List of n_dim-dimensional data points. Each row corresponds to a single data point.

Returns :

logprobs : array_like, shape (n,)

Log probability of each point in obs under the model.

components : array_like, shape (n,)

Index of the most likelihod mixture components for each observation

eval(obs)

Evaluate the model on data

Compute the log probability of obs under the model and return the posterior distribution (responsibilities) of each mixture component for each element of obs.

Parameters :

obs : array_like, shape (n, n_dim)

List of n_dim-dimensional data points. Each row corresponds to a single data point.

Returns :

logprob : array_like, shape (n,)

Log probabilities of each data point in obs

posteriors: array_like, shape (n, n_states) :

Posterior probabilities of each mixture component for each observation

fit(X, n_iter=10, min_covar=0.001, thresh=0.01, params='wmc', init_params='wmc', **kwargs)

Estimate model parameters with the expectation-maximization algorithm.

A initialization step is performed before entering the em algorithm. If you want to avoid this step, set the keyword argument init_params to the empty string ‘’. Likewise, if you would like just to do an initialization, call this method with n_iter=0.

Parameters :

X : array_like, shape (n, n_dim)

List of n_dim-dimensional data points.
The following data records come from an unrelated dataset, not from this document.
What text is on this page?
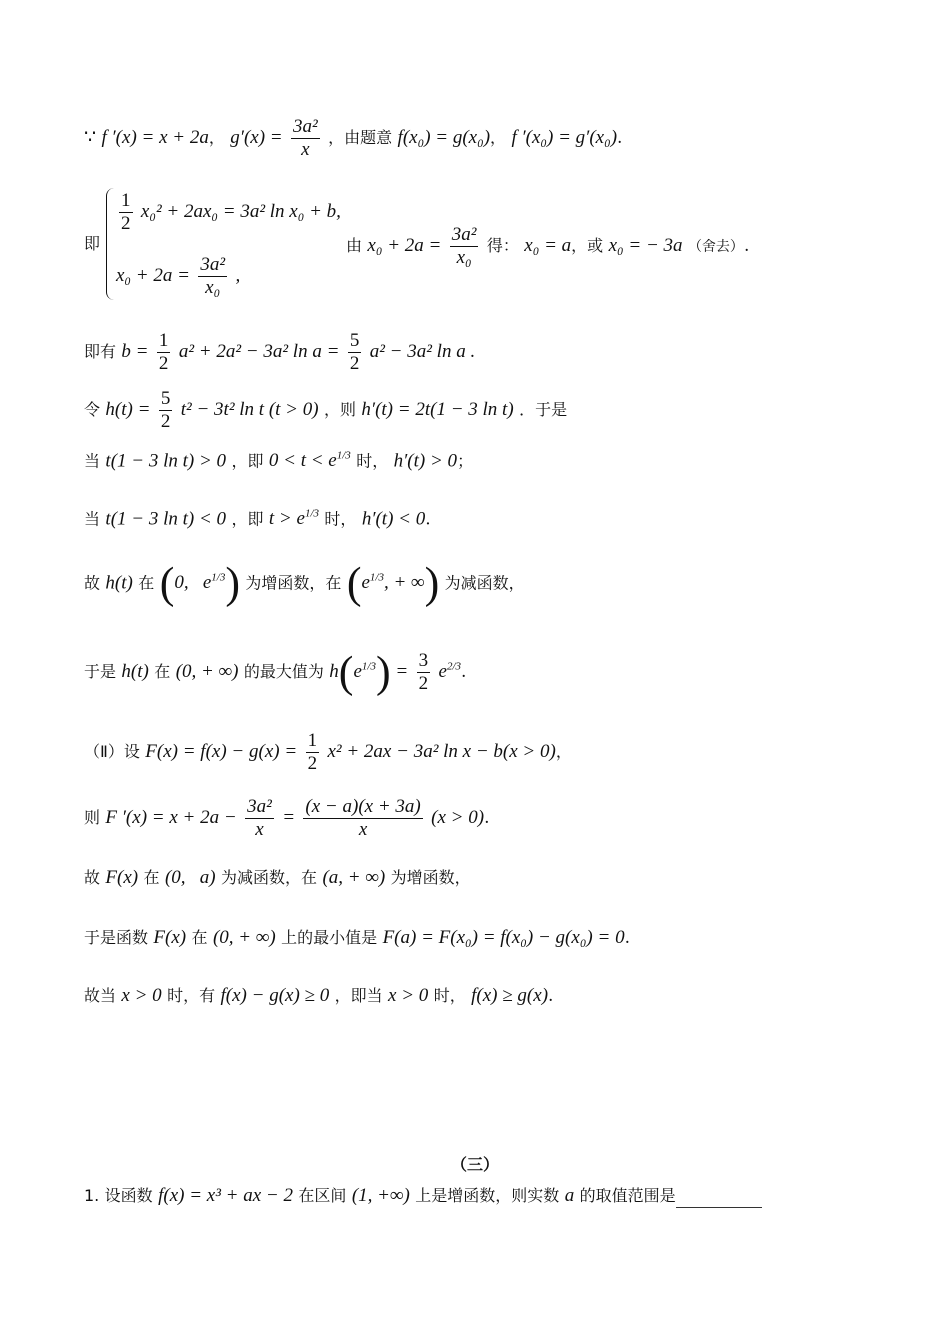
∵ f ′(x) = x + 2a， $g'(x) = \frac{\text{3a²}}{x}$ ，由题意 f(x₀) = g(x₀)， f ′(x₀) = g′(x₀).
即
$\frac{1}{2} x_0^2 + 2ax_0 = 3a^2$ ln x₀ + b,
$x_0 + 2a = \frac{\text{3a²}}{\text{x₀}}$ ,
由 $x_0 + 2a = \frac{\text{3a²}}{\text{x₀}}$ 得： x₀ = a，或 x₀ = − 3a （舍去）.
即有 $b = \frac{1}{2} a^2 + 2a^2 - 3a^2$ $\ln a = \frac{5}{2} a^2 - 3a^2$ ln a .
令 $h(t) = \frac{5}{2} t^2 - 3t^2$ ln t (t > 0) ，则 h′(t) = 2t(1 − 3 ln t) ．于是
当 t(1 − 3 ln t) > 0 ，即 $0 < t < e^{1/3}$ 时， h′(t) > 0；
当 t(1 − 3 ln t) < 0 ，即 $t > e^{1/3}$ 时， h′(t) < 0.
故 h(t) 在 (0,   $e^{1/3}$) 为增函数，在 ($e^{1/3}$, + ∞) 为减函数，
于是 h(t) 在 (0, + ∞) 的最大值为 $h(e^{1/3}) = \frac{3}{2} e^{2/3}$.
（Ⅱ）设 $F(x) = f(x) - g(x) = \frac{1}{2} x^2 + 2ax - 3a^2$ ln x − b(x > 0)，
则 F $'(x) = x + 2a - \frac{\text{3a²}}{x} = \frac{(x - a)(x + 3a)}{x} (x > 0)$.
故 F(x) 在 (0,   a) 为减函数，在 (a, + ∞) 为增函数，
于是函数 F(x) 在 (0, + ∞) 上的最小值是 F(a) = F(x₀) = f(x₀) − g(x₀) = 0.
故当 x > 0 时，有 f(x) − g(x) ≥ 0 ，即当 x > 0 时， f(x) ≥ g(x).
（三）
1. 设函数 f(x) = x³ + ax − 2 在区间 (1, +∞) 上是增函数，则实数 a 的取值范围是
Each row corresponds to a single data point.

n_iter : int, optional

Number of EM iterations to perform.

min_covar : float, optional

Floor on the diagonal of the covariance matrix to prevent overfitting. Defaults to 1e-3.

thresh : float, optional

Convergence threshold.

params : string, optional

Controls which parameters are updated in the training process. Can contain any combination of ‘w’ for weights, ‘m’ for means, and ‘c’ for covars. Defaults to ‘wmc’.

init_params : string, optional

Controls which parameters are updated in the initialization process. Can contain any combination of ‘w’ for weights, ‘m’ for means, and ‘c’ for covars. Defaults to ‘wmc’.

kwargs : keyword, optional

Keyword arguments passed to scipy.cluster.vq.kmeans2

means

Mean parameters for each mixture component.

n_states

Number of mixture components in the model.

predict(X)

Predict label for data.

Parameters :X : array-like, shape = [n_samples, n_features]
Returns :C : array, shape = [n_samples]
rvs(n=1)

Generate random samples from the model.

Parameters :

n : int

Number of samples to generate.

Returns :

obs : array_like, shape (n, n_dim)

List of samples

score(obs)

Compute the log probability under the model.

Parameters :

obs : array_like, shape (n, n_dim)

List of n_dim-dimensional data points. Each row corresponds to a single data point.

Returns :

logprob : array_like, shape (n,)

Log probabilities of each data point in obs

weights

Mixing weights for each mixture component.

Examples

See Gaussian Mixture Model Ellipsoids for an example on plotting the confidence ellipsoids.

See Density Estimation for a mixture of Gaussians for an example on plotting the density estimation.